Я быстро осматриваюсь, беру со шкафа над учительским столом пустую коробку из-под обуви, снимаю с нее пыльную крышку и иду с коробкой по рядам.
«Сначала я должен, к сожалению, собрать с вас деньги, а именно десятую часть ваших карманных денег. – Я смотрю на раздосадованные лица. – По 10 евро в месяц – так, Али?»
«Блин, это слишком!»
«Чувак, евро – ты шутишь!» – восклицает девочка из последнего ряда; Али тут же поворачивается к ней:
«Заткнись, дура!»
«Али!» – я протягиваю ему под нос коробку.
«Один евро!»
Парень хмурится, щелкает языком и лезет в карман штанов, но потом останавливается.
«Блин, а почему я-то?!» – Класс смеется, но я не отрываю от него тяжелого взгляда.
«Потому что ОН этого хочет!»
«Кто? – Али осторожно улыбается. – Я думаю, ты не веришь в Бога!»
«А я говорю не о Боге! – отвечаю я сердито и следующую фразу произношу громче: – А об Алоффи, всемогущем драконе в моем подвале! – Дети хохочут, но я хлопаю коробкой по учительскому столу и встаю прямо, скрестив руки, у доски. – Тихо! – кричу я и делаю круглые глаза. – Алоффи не терпит насмешек!»
«Да ладно, – кричит Джамиль. – Ты же его только что придумал!» «Придумал Алоффи?!» – Я жду, когда станет тихо.
«Зачем мне это нужно, брат? – Я медленно подхожу к нему и прикладываю руку себе к сердцу. – Ты обижаешь меня, Джамиль, потому что Алоффи запрещает ложь!»
«Да нет никаких драконов! – вставляет Джоффри, – Разве что в кино!»

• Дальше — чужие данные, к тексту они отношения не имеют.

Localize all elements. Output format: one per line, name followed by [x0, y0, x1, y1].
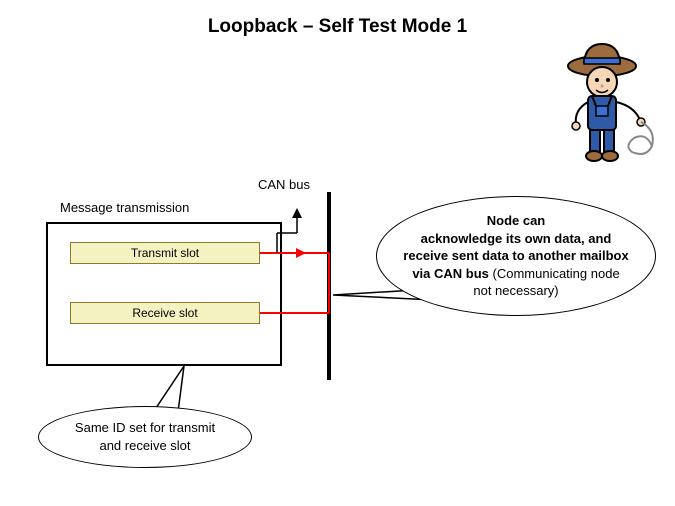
speech-node-ack: Node can acknowledge its own data, and r…: [376, 196, 656, 316]
can-bus-line: [327, 192, 331, 380]
label-message-transmission: Message transmission: [60, 200, 189, 215]
label-can-bus: CAN bus: [258, 177, 310, 192]
transmit-slot-label: Transmit slot: [71, 246, 259, 260]
cowboy-icon: [556, 40, 666, 170]
speech-same-id-text: Same ID set for transmit and receive slo…: [75, 419, 215, 454]
speech-same-id: Same ID set for transmit and receive slo…: [38, 406, 252, 468]
receive-slot: Receive slot: [70, 302, 260, 324]
transmit-slot: Transmit slot: [70, 242, 260, 264]
page-title: Loopback – Self Test Mode 1: [0, 16, 675, 38]
speech-node-ack-text: Node can acknowledge its own data, and r…: [403, 212, 628, 300]
receive-slot-label: Receive slot: [71, 306, 259, 320]
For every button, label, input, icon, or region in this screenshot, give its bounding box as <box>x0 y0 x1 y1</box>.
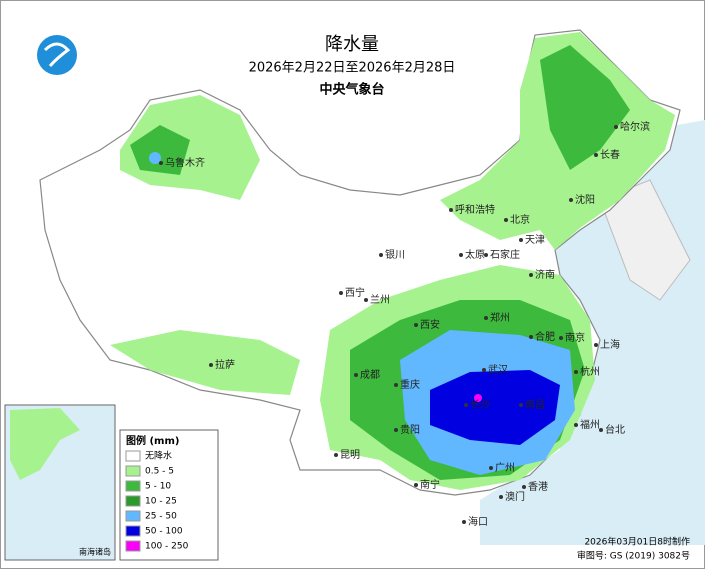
city-dot <box>574 370 578 374</box>
city-dot <box>569 198 573 202</box>
city-dot <box>414 323 418 327</box>
city-dot <box>559 336 563 340</box>
rain-areas <box>110 32 675 490</box>
city-dot <box>334 453 338 457</box>
city-dot <box>449 208 453 212</box>
legend-swatch <box>125 495 141 507</box>
city-label: 澳门 <box>505 490 525 503</box>
city-dot <box>489 466 493 470</box>
city-label: 海口 <box>468 515 488 528</box>
legend-swatch <box>125 480 141 492</box>
city-label: 济南 <box>535 268 555 281</box>
city-dot <box>209 363 213 367</box>
logo <box>37 35 77 75</box>
legend-label: 50 - 100 <box>145 527 183 537</box>
city-dot <box>394 383 398 387</box>
legend-label: 25 - 50 <box>145 512 177 522</box>
city-label: 上海 <box>600 338 620 351</box>
legend-swatch <box>125 525 141 537</box>
city-label: 福州 <box>580 418 600 431</box>
city-label: 石家庄 <box>490 248 520 261</box>
city-dot <box>504 218 508 222</box>
city-dot <box>529 335 533 339</box>
city-label: 广州 <box>495 462 515 474</box>
city-dot <box>599 428 603 432</box>
city-dot <box>354 373 358 377</box>
legend: 图例 (mm) 无降水 0.5 - 5 5 - 10 10 - 25 25 - 50 50… <box>119 429 219 561</box>
city-label: 北京 <box>510 213 530 226</box>
city-dot <box>394 428 398 432</box>
legend-label: 无降水 <box>145 450 172 462</box>
city-dot <box>594 153 598 157</box>
city-label: 南宁 <box>420 478 440 491</box>
city-label: 南京 <box>565 331 585 344</box>
city-dot <box>484 316 488 320</box>
city-label: 西宁 <box>345 286 365 299</box>
city-label: 哈尔滨 <box>620 120 650 133</box>
city-label: 长沙 <box>470 399 490 411</box>
city-dot <box>379 253 383 257</box>
city-label: 武汉 <box>488 363 508 376</box>
city-dot <box>519 403 523 407</box>
city-dot <box>364 298 368 302</box>
city-dot <box>414 483 418 487</box>
legend-label: 5 - 10 <box>145 482 171 492</box>
city-dot <box>159 161 163 165</box>
city-dot <box>519 238 523 242</box>
city-label: 太原 <box>465 248 485 261</box>
city-label: 杭州 <box>580 365 600 378</box>
legend-label: 10 - 25 <box>145 497 177 507</box>
city-label: 乌鲁木齐 <box>165 156 205 169</box>
city-dot <box>529 273 533 277</box>
inset-label: 南海诸岛 <box>79 547 111 557</box>
city-dot <box>462 520 466 524</box>
city-dot <box>522 485 526 489</box>
city-label: 贵阳 <box>400 423 420 436</box>
legend-swatch <box>125 450 141 462</box>
city-label: 台北 <box>605 423 625 436</box>
inset-land <box>10 408 80 480</box>
title: 降水量 <box>325 34 379 55</box>
legend-title: 图例 (mm) <box>126 434 179 447</box>
city-dot <box>482 368 486 372</box>
city-dot <box>339 291 343 295</box>
city-label: 郑州 <box>490 311 510 324</box>
city-label: 合肥 <box>535 330 555 343</box>
legend-label: 100 - 250 <box>145 542 189 552</box>
subtitle: 2026年2月22日至2026年2月28日 <box>249 61 456 76</box>
city-label: 重庆 <box>400 378 420 391</box>
city-dot <box>594 343 598 347</box>
city-label: 西安 <box>420 318 440 331</box>
legend-label: 0.5 - 5 <box>145 467 174 477</box>
footer-approval: 审图号: GS (2019) 3082号 <box>577 550 690 562</box>
footer-made: 2026年03月01日8时制作 <box>584 536 690 548</box>
city-dot <box>484 253 488 257</box>
city-label: 昆明 <box>340 449 360 461</box>
city-label: 沈阳 <box>575 193 595 206</box>
city-label: 长春 <box>600 149 620 161</box>
city-label: 成都 <box>360 369 380 381</box>
city-label: 香港 <box>528 481 548 493</box>
city-label: 南昌 <box>525 398 545 411</box>
city-dot <box>464 403 468 407</box>
city-dot <box>574 423 578 427</box>
city-dot <box>459 253 463 257</box>
legend-swatch <box>125 510 141 522</box>
city-dot <box>499 495 503 499</box>
city-label: 天津 <box>525 234 545 246</box>
korea <box>599 179 691 301</box>
city-label: 拉萨 <box>215 358 235 371</box>
city-dot <box>614 125 618 129</box>
legend-box <box>119 429 219 561</box>
logo-swirl <box>43 42 71 67</box>
city-label: 呼和浩特 <box>455 204 495 216</box>
agency: 中央气象台 <box>319 82 384 98</box>
legend-swatch <box>125 540 141 552</box>
city-label: 兰州 <box>370 293 390 306</box>
city-label: 银川 <box>385 248 405 261</box>
legend-swatch <box>125 465 141 477</box>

«Ты можешь это доказать? – Я мягко улыбаюсь сбитому с толку мальчику. – Так вот, Алоффи не только хочет ваших денег, но и запрещает вам есть сладости! – Раздаются громкие протесты, но я продолжаю: – Однако после вашей жизни на земле будет столько сладостей, сколько захотите. Всегда и вечно, честное слово!»
«Мне все равно, я буду есть тайком», – кричит Нуркан и достает из кармана пакетик халяльных жевательных медвежат.
«Но Он-то видит! – я медленно подхожу к столу. – Ибо Алоффи видит все!»
«Откуда ты знаешь?» – интересуется она.